Nielsen and Beech, who had already pleaded guilty to the same charge, were sentenced to three years and six months in jail and 18 months suspended for 12 months respectively.

Judge Owen Davies QC said: "It was not confined to this country, not confined to the firms we have heard about, and it's a big issue for the public to be concerned about, but the fact is it was discovered by accident and only emerged as a problem because of your activity.

"It's not a mitigating factor, in my judgment, that other people were at it as well as you."

In 2013 UK supermarkets were rocked by the horsemeat contamination crisis, with products labelled as beef and other meats found to contain various amounts of horse flesh.

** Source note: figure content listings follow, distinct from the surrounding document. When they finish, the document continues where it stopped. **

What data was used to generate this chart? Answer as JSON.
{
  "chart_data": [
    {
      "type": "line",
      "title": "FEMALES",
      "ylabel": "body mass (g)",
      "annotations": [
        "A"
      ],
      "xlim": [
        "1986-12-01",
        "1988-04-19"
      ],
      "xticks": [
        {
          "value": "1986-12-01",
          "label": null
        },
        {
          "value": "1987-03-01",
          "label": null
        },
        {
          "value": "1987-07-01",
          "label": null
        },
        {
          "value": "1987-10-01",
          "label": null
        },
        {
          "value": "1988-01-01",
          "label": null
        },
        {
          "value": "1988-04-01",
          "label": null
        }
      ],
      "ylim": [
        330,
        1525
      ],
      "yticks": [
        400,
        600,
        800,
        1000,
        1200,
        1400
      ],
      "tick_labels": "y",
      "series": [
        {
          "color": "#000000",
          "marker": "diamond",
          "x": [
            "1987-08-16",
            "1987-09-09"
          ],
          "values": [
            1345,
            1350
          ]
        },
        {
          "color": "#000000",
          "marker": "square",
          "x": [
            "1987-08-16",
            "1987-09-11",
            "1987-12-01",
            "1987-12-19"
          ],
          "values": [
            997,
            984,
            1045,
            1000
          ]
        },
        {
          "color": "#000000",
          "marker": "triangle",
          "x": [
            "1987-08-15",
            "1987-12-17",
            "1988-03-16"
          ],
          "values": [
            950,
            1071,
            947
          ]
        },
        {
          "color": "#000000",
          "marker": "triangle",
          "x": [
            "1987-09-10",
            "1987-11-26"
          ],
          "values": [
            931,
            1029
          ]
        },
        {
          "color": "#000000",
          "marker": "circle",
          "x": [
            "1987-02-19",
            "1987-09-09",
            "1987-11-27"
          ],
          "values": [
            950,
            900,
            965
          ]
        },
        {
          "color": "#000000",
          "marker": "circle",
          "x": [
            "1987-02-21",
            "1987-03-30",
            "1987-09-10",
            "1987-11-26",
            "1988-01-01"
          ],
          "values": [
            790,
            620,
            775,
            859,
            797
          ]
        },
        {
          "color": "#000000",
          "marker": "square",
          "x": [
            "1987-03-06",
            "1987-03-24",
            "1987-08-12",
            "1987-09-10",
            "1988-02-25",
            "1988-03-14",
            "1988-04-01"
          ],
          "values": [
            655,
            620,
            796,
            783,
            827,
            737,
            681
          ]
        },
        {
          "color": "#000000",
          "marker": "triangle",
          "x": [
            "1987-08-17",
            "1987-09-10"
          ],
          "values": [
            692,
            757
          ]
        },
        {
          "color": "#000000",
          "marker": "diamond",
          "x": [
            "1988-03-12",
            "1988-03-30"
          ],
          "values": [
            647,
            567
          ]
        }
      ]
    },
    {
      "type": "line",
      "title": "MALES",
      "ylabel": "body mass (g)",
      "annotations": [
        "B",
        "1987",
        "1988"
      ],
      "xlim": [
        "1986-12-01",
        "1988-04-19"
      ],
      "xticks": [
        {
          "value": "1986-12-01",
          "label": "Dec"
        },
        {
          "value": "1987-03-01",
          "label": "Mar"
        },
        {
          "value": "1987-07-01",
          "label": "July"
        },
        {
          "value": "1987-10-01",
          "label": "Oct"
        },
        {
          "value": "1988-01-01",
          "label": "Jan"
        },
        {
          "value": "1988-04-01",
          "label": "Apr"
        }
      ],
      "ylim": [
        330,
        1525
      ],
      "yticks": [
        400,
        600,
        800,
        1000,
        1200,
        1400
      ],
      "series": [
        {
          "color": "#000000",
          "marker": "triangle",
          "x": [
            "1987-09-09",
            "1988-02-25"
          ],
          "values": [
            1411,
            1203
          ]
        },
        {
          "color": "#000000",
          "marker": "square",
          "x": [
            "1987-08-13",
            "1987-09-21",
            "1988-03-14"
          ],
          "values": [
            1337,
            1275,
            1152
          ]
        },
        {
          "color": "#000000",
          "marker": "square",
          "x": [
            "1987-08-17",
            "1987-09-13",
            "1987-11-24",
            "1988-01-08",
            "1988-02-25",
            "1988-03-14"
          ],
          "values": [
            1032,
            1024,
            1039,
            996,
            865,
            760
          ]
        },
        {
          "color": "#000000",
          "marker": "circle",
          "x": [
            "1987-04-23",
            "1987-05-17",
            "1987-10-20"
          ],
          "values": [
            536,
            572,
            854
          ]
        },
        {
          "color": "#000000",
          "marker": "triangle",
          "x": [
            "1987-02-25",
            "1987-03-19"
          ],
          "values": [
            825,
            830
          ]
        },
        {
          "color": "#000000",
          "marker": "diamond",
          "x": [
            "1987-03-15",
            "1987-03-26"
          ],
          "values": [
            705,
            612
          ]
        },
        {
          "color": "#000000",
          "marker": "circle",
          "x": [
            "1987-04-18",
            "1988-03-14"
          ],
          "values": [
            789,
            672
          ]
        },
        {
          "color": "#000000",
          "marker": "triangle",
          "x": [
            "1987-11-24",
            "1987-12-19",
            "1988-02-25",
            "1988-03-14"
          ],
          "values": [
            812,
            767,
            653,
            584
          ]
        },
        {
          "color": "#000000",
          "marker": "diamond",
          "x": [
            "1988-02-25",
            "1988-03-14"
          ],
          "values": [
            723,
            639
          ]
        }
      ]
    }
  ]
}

Speaking to the defendants, who had their heads bowed throughout, Judge Davies said: "It's difficult to recall now the conditions that made this horsemeat scandal headline news every day five years ago but it made an impact on the public in general.

"They were suspicious of the food that they had - it extended far beyond meat.”

The trio's plot was discovered in September 2012 when Newry and Mourne District Council health inspectors made an unannounced visit to a Freeza Meat store in Newry, Northern Ireland, and found a third of the pallets contained horsemeat.

Police would later sift through 12 tonnes of meat by hand and horse ID chips, roughly the size of a grain of rice, were found. They belonged to two horses named Trak and Wiktor from the Lodz region of Poland, and a third Irish Hunter horse called Carnesella Lady, from rural county Galway.